I have Passion for Roses by P. Beales. Nice story with it. I was staying at a b&b in the english countryside and admiring the gardens. The owner, noticing my interest, told me her first husband, now deceased, knew P Beales and created the B&B gardens per Beales suggestions. Then she takes me to the library and gives me her hubby's Passion for Roses book. I was sooo touched. I have read it and re-read it and I think that is why I'm been recently leaning towards getting duplicates of my favorite roses to create sweeps, vs. getting one of each. Has been very hard because I want one of each!

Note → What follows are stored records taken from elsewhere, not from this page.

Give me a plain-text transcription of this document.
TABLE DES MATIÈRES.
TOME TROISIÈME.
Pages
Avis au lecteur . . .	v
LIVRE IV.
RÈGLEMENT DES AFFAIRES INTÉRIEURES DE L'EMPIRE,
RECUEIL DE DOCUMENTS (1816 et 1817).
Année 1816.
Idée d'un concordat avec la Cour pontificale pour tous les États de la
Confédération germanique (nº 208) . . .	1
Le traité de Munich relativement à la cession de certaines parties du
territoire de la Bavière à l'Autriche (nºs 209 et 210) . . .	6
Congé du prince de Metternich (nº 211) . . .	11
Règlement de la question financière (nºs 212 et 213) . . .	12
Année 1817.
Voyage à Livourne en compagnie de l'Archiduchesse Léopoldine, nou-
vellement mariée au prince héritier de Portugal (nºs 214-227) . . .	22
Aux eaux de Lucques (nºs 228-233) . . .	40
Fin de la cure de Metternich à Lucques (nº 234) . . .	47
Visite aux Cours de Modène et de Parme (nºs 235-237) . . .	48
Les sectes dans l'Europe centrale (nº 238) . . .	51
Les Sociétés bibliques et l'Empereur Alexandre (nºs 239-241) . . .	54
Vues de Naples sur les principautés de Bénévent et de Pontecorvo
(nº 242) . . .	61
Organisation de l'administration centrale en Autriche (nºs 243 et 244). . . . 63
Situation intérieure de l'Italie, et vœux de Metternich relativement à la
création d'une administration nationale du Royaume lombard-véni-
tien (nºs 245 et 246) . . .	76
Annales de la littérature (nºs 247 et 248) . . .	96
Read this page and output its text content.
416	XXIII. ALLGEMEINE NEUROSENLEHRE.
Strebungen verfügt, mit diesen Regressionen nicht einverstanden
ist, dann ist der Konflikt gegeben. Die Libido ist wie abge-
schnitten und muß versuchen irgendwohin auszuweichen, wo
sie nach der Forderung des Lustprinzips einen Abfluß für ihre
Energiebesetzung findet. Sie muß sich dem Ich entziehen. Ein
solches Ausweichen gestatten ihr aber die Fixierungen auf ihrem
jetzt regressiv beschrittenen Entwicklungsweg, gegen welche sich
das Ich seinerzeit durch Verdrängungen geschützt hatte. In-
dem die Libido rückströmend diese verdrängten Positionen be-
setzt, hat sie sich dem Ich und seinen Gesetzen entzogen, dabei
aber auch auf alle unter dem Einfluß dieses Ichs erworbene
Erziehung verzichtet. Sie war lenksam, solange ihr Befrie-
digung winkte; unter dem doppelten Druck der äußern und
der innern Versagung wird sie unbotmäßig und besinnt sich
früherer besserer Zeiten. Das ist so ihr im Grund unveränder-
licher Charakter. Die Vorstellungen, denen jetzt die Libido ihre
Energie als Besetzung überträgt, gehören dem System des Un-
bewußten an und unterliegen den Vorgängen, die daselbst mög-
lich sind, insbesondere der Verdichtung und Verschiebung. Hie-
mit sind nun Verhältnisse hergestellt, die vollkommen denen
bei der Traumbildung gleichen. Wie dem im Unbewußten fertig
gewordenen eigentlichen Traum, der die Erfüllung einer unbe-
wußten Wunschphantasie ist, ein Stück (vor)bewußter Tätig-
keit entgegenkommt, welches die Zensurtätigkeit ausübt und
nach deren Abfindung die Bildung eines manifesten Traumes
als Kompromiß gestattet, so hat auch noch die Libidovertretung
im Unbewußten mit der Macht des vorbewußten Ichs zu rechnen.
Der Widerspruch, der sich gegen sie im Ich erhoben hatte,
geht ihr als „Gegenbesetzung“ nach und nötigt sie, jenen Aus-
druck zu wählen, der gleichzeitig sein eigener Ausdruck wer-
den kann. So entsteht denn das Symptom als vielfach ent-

u don't have to buy the book, ck library first and decide if you relate to his concepts. As to sweeps, well, all I can say is I am trying to plant at least two or 3 of the same together. Not necessarily crammed together, but side by side. May do a triangle, a row or a circle, depending on the rose. Hope that makes sense.
I just happened upon this old thread and found it highly entertaining. I got two rose books for Christmas; my husband bought them from the table of "removed" books at the local library. One is Hardy Roses by Robert Osborne which is interesting even though it is aimed at northern growers. The other is a real treasure: Roses by Gertrude Jekyll And Edward Mawley. It covers old garden roses and garden design. It had that never-been-opened feeling, what a pity!